June 23, 2014

THE REACTIONARY PARTY:

Rich Democrats go from challenging the status quo to embracing it (Matt Bai, June 19, 2014, Yahoo News)

The thinking behind the Democracy Alliance was to create a venture capital fund for new progressive groups. (The Center for American Progress and Media Matters for America were two of the charter recipients.) A central tenet of the alliance in those days was that it wanted nothing to do with the Democratic Party or elections, per se. The alliance was about creating a bolder alternative to the status quo.

It didn't take long, though, for the alliance to deviate from that course. The Silicon Valley and Wall Street contributors who were most focused on modernization started to drift away, exhausted by the endless conference calls and the knee-jerk resistance to any rethinking of the liberal agenda. The remaining "partners," as the alliance calls them, were overwhelmingly aging boomers who clung to 1960s orthodoxies.

Eventually, the alliance became, essentially, a convener and funder of the party establishment. It welcomed several big unions to the table and took up side collections for candidates. And now it's formalized that role by electing Stocks as its chairman, replacing Rob McKay, heir to the Taco Bell fortune.

To be clear, the problem here has nothing to do with Stocks personally, whom I've never met, and who has been described to me as a thoughtful and open-minded guy. It also has nothing to do with teachers generally, many of whom are nothing short of heroic, and who are struggling to adapt to the turmoil in their industry, same as the rest of us.

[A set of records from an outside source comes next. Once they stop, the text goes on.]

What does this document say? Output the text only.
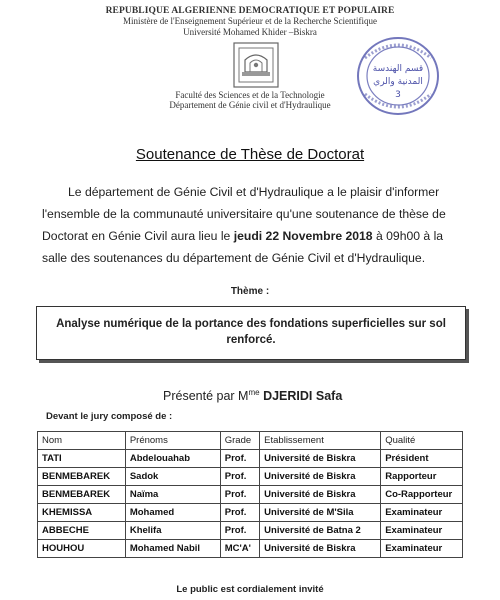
REPUBLIQUE ALGERIENNE DEMOCRATIQUE ET POPULAIRE
Ministère de l'Enseignement Supérieur et de la Recherche Scientifique
Université Mohamed Khider –Biskra
قسم الهندسة
المدنية والري
3
Faculté des Sciences et de la Technologie
Département de Génie civil et d'Hydraulique
Soutenance de Thèse de Doctorat
Le département de Génie Civil et d'Hydraulique a le plaisir d'informer
l'ensemble de la communauté universitaire qu'une soutenance de thèse de
Doctorat en Génie Civil aura lieu le jeudi 22 Novembre 2018 à 09h00 à la
salle des soutenances du département de Génie Civil et d'Hydraulique.
Thème :
Analyse numérique de la portance des fondations superficielles sur sol
renforcé.
Présenté par $M^{me}$ DJERIDI Safa
Devant le jury composé de :
Nom	Prénoms	Grade	Etablissement	Qualité
TATI	Abdelouahab	Prof.	Université de Biskra	Président
BENMEBAREK	Sadok	Prof.	Université de Biskra	Rapporteur
BENMEBAREK	Naïma	Prof.	Université de Biskra	Co-Rapporteur
KHEMISSA	Mohamed	Prof.	Université de M'Sila	Examinateur
ABBECHE	Khelifa	Prof.	Université de Batna 2	Examinateur
HOUHOU	Mohamed Nabil	MC'A'	Université de Biskra	Examinateur
Le public est cordialement invité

But if you were going to sit down and make a list of political powerhouses that have been intransigent and blindly doctrinaire in the face of change, you'd have a hard time finding a better example than the country's largest teachers union. (I guess you could point to the National Rifle Association, if that's really the kind of company you want to keep.) Just last week, a California judge, in ruling against the union, condemned its age-old protections of incompetent teachers, saying the union's position not only was unconstitutional but also "shocks the conscience."

Don't just listen to the judge on this, though. Heed the words of Nick Hanauer, a Seattle-based venture capitalist and school reform advocate, who wrote in a 2012 email that subsequently became public: "It is impossible to escape the painful reality that we Democrats are now on the wrong side of every education reform issue. ... There can be no doubt in any reasonable person's mind that the leadership of our party and most of its elected members are stooges for the teachers union, the ring leaders in all this nonsense."